Background: The heterogeneous nature of carcinoid tumors makes it difficult to develop a standardized treatment strategy for the primary tumor itself and for probable liver metastases. However, prolongation of the 5-year survival rate (5-ysr) and amelioration of the incapacitating symptoms after resection of the primary tumor and its metastases demonstrate that surgical intervention must be the treatment of choice in these tumors.
Methods: The data of 31 patients (17 patients with midgut carcinoids, 10 patients with an endocrine carcinoma (carcinoid) of the pancreas, and 4 patients with carcinoids of the lung) who underwent liver operation for metastatic carcinoid tumors between 1983 and 1996 were analyzed, with special regard to factors influencing postoperative survival.

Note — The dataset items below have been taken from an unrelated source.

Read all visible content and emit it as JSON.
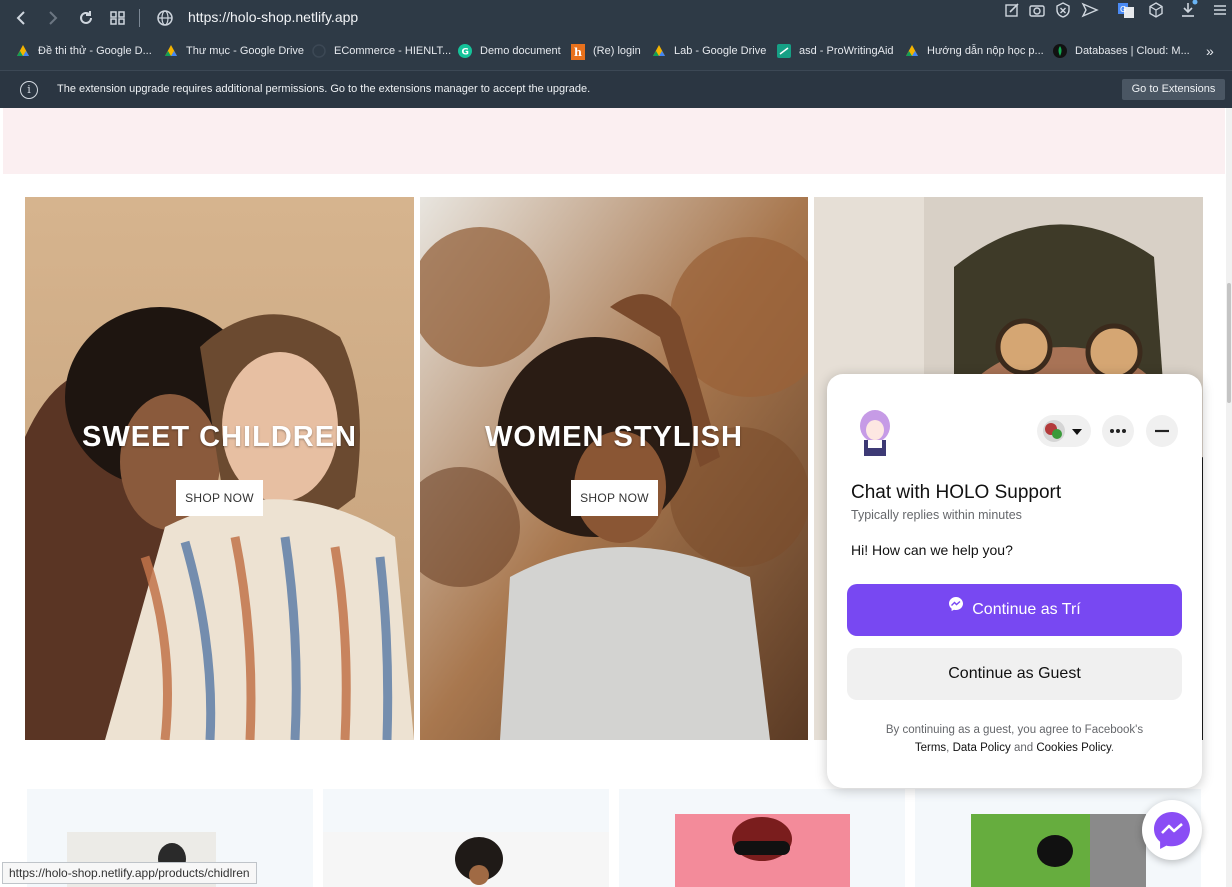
{
  "browser": {
    "url": "https://holo-shop.netlify.app",
    "bookmarks": [
      {
        "label": "Đề thi thử - Google D...",
        "icon": "google-drive-icon"
      },
      {
        "label": "Thư mục - Google Drive",
        "icon": "google-drive-icon"
      },
      {
        "label": "ECommerce - HIENLT...",
        "icon": "wordpress-icon"
      },
      {
        "label": "Demo document",
        "icon": "grammarly-icon"
      },
      {
        "label": "(Re) login",
        "icon": "h-icon"
      },
      {
        "label": "Lab - Google Drive",
        "icon": "google-drive-icon"
      },
      {
        "label": "asd - ProWritingAid",
        "icon": "prowritingaid-icon"
      },
      {
        "label": "Hướng dẫn nộp học p...",
        "icon": "google-drive-icon"
      },
      {
        "label": "Databases | Cloud: M...",
        "icon": "mongodb-icon"
      }
    ],
    "infobar_text": "The extension upgrade requires additional permissions. Go to the extensions manager to accept the upgrade.",
    "infobar_button": "Go to Extensions",
    "status_url": "https://holo-shop.netlify.app/products/chidlren"
  },
  "banners": [
    {
      "title": "SWEET CHILDREN",
      "button": "SHOP NOW"
    },
    {
      "title": "WOMEN STYLISH",
      "button": "SHOP NOW"
    }
  ],
  "chat": {
    "title": "Chat with HOLO Support",
    "subtitle": "Typically replies within minutes",
    "greeting": "Hi! How can we help you?",
    "primary_button": "Continue as Trí",
    "secondary_button": "Continue as Guest",
    "legal_prefix": "By continuing as a guest, you agree to Facebook's",
    "legal_terms": "Terms",
    "legal_comma": ",",
    "legal_data": "Data Policy",
    "legal_and": "and",
    "legal_cookies": "Cookies Policy",
    "legal_dot": "."
  },
  "colors": {
    "browser_bg": "#2e3a46",
    "messenger_purple": "#7848f2",
    "pink_band": "#fbeff1"
  }
}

Results: Ten patients underwent curative resection (5-ysr, 86%), and palliative operations were performed in 21 patients (5-ysr, 26%). The overall 5-ysr was 47%, with a mean postoperative follow-up of 3.5 years (range, 4 months to 10.8 years). Postoperative morbidity rate was 13%. Size of liver metastases, radicality of the operation and localization of the primary tumor were factors influencing postoperative survival.
Conclusions: Surgery for metastatic carcinoid tumors may be curative or palliative, with a potential for cure in some cases and prolongation of survival and amelioration of symptoms in the majority of patients.